El Niño arrives: what US property brokers should tell clients now

NOAA confirms El Niño is strengthening, giving brokers a timely opening to review flood and property coverage with clients

El Niño arrives: what US property brokers should tell clients now

Property

By Mark Rosanes

Private flood direct premiums written fell from $803 million in 2023 to $730 million in 2024, according to NAIC data - a decline that sits uncomfortably alongside El Niño conditions now confirmed by NOAA and expected to strengthen through the remainder of 2026. El Niño raises flood exposure in California and Arizona precisely as take-up of private flood cover is falling. That gap is the most actionable data point in a broker's El Niño conversation.

NOAA Administrator Neil Jacobs put the probability of El Niño being present this summer at 98%, with an 80% chance it reaches at least moderate strength. The pattern carries materially different implications by region. California property clients face elevated exposure from atmospheric rivers, with southern California at particular risk. Arizona faces a higher probability of a wet winter. In Texas and Oklahoma, El Niño can suppress hail, tornado and damaging wind activity - though suppression is not elimination.

El Niño typically reduces Atlantic hurricane formation by increasing vertical wind shear. NOAA has assigned a 55% probability of a below-normal Atlantic season but also projects a 70% chance of an above-normal eastern Pacific season, raising West Coast exposure. University at Albany atmospheric scientist Kristen Corbosiero cautioned that a quieter Atlantic season does not eliminate the possibility of severe impacts on the continental United States or Hawaii.

The insurance market has not read the favorable headline as a reason to relax

Primary carriers are holding firm on wind and named-storm deductibles in high-hazard coastal zones. Danny Stock, head of property at Allianz Commercial, said climate change adds intensity regardless of storm count, citing Hurricane Melissa, which intensified to a Category 5 in 39 hours in 2025 and caused economic losses of $6 billion to $7 billion. Reinsurers have pushed for higher attachment points and more risk-adequate pricing at lower layers, leaving primary brokers with less capacity buffer than seasonal headlines suggest. A single major landfall in a heavily exposed region can generate tens of billions of dollars in insured losses.

Steve Bennett, head of climate science and catastrophe modeling at Mercury Insurance, said the pattern should be read carefully. "El Niño influences probabilities, not certainties. It is an important signal, but it is only one piece of a much larger weather puzzle," he said.

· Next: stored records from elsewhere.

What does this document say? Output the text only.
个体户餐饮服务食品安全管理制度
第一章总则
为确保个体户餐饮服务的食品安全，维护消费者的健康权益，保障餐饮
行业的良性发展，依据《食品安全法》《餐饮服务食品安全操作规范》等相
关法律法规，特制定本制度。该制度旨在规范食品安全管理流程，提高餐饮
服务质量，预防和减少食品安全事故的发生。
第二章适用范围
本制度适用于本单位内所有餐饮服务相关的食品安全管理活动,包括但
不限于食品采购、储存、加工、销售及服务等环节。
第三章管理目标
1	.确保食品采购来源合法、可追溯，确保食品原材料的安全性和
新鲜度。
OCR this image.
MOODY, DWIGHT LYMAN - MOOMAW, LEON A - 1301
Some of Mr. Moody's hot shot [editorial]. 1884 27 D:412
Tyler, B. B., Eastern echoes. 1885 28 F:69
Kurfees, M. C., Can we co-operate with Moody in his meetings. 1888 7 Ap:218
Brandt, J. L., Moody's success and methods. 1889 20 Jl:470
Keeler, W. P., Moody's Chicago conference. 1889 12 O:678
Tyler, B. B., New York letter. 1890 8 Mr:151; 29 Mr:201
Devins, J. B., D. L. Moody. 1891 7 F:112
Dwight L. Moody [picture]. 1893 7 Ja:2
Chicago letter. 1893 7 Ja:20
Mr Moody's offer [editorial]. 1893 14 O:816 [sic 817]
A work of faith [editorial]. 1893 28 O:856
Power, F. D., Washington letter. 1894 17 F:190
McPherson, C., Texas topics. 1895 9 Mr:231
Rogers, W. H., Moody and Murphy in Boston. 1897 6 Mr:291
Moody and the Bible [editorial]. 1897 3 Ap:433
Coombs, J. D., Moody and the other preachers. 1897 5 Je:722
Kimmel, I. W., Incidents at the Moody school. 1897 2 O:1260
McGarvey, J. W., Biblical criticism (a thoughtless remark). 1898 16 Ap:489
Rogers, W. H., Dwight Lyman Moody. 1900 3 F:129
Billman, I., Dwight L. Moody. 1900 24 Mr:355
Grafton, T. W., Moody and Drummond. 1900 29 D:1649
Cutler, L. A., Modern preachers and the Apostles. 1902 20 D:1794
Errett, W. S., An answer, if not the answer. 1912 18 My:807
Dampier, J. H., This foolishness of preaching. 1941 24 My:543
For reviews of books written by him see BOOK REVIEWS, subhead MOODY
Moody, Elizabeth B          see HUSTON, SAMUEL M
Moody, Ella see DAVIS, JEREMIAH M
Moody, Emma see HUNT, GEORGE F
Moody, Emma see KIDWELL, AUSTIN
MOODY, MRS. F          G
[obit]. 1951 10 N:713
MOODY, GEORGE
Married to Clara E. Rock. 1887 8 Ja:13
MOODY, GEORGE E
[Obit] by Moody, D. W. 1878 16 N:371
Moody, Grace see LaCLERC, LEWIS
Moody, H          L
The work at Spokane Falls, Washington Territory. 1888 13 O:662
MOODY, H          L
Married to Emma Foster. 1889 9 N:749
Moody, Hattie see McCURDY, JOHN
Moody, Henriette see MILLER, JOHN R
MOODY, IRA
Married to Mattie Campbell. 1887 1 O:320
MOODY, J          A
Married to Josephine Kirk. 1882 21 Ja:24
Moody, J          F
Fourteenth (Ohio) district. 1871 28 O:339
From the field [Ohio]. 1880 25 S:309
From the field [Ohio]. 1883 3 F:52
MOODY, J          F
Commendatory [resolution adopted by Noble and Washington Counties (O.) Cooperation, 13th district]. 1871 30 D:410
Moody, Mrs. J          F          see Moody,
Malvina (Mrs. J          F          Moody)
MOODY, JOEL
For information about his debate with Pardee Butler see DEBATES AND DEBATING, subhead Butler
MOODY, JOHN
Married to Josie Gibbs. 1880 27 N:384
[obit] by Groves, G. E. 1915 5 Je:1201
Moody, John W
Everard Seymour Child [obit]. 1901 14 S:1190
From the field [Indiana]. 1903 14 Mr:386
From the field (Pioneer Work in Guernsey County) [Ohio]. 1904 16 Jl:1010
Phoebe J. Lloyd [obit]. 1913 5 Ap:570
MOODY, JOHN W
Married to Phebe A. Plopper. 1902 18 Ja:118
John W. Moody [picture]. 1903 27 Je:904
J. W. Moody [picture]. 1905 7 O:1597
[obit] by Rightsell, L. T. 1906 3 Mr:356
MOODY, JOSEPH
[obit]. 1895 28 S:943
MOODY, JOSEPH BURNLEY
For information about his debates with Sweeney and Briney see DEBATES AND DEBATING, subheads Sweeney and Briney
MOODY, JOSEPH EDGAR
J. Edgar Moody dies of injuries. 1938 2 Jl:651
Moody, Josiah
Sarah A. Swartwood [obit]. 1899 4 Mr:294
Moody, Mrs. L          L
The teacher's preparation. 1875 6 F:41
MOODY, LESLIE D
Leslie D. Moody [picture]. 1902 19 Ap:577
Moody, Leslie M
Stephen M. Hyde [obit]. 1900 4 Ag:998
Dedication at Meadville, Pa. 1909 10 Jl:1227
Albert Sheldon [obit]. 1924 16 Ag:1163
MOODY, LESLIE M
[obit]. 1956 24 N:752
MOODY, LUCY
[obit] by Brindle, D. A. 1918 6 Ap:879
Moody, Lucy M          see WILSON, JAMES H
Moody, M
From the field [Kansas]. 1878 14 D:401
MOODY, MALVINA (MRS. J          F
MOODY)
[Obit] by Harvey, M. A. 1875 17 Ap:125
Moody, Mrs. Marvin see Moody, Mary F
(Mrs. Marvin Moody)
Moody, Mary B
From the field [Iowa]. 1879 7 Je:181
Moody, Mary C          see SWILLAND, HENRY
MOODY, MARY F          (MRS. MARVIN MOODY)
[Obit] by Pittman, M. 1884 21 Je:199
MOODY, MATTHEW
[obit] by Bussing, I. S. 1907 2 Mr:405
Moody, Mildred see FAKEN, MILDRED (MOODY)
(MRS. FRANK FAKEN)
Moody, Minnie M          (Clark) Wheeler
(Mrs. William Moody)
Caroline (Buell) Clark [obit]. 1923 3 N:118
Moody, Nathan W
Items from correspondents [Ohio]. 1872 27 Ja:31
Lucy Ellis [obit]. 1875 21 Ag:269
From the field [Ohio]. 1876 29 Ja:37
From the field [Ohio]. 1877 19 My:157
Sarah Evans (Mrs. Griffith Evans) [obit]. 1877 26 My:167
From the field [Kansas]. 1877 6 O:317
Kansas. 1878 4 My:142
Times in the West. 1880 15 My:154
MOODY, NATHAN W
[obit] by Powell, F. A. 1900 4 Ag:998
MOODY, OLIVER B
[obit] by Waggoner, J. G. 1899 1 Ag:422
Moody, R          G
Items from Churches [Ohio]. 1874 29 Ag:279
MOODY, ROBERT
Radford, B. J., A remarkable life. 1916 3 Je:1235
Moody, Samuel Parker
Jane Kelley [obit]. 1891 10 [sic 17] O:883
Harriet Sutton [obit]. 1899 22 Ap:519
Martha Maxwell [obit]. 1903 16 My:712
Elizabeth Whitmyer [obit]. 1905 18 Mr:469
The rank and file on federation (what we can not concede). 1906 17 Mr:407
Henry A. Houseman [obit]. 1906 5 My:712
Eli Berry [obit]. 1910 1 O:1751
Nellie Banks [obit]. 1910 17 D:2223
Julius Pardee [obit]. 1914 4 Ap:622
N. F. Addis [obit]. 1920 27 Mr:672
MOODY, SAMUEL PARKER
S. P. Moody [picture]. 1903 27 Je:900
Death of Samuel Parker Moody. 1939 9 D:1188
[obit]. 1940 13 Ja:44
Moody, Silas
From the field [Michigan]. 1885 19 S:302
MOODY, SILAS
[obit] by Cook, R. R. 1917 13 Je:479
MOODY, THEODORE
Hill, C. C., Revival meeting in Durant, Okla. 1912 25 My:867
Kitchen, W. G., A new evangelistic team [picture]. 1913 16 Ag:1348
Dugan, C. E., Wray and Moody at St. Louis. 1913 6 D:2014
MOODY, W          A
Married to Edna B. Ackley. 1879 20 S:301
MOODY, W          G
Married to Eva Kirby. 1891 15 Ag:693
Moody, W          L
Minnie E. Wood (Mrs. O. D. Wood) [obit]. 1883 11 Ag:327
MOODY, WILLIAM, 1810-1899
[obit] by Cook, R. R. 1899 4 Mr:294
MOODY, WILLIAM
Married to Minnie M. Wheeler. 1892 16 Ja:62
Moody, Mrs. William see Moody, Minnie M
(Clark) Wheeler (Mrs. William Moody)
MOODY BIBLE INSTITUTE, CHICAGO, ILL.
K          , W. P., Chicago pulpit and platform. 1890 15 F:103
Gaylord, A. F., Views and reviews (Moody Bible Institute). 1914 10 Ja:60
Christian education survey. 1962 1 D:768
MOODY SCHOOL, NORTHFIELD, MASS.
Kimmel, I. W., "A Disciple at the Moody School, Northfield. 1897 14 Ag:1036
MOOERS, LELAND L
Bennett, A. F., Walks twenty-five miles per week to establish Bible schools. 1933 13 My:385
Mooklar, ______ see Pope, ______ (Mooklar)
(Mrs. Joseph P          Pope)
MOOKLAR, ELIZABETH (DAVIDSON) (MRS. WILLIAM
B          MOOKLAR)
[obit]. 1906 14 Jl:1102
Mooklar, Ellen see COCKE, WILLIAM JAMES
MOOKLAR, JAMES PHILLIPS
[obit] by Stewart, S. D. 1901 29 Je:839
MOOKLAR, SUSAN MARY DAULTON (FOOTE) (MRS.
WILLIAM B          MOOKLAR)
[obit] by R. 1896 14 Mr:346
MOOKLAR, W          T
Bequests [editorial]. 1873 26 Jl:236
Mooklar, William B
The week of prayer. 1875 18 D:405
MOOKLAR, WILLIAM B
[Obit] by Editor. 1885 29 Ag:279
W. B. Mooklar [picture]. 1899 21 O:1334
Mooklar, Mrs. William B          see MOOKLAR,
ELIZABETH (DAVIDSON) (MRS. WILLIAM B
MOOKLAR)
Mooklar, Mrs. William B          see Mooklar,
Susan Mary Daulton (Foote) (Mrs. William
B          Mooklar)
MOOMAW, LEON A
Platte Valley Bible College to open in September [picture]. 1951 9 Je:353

The flood gap brokers need to close

Data cited by the Insurance Information Institute found that 22% of homeowners report being at risk of flooding, yet only 78% of that group have purchased flood insurance. The fall in private flood premiums from $803 million to $730 million between 2023 and 2024 suggests take-up is not keeping pace with exposure - and El Niño's arrival gives brokers a specific, timely reason to open that conversation before seasonal risk arrives rather than after it does.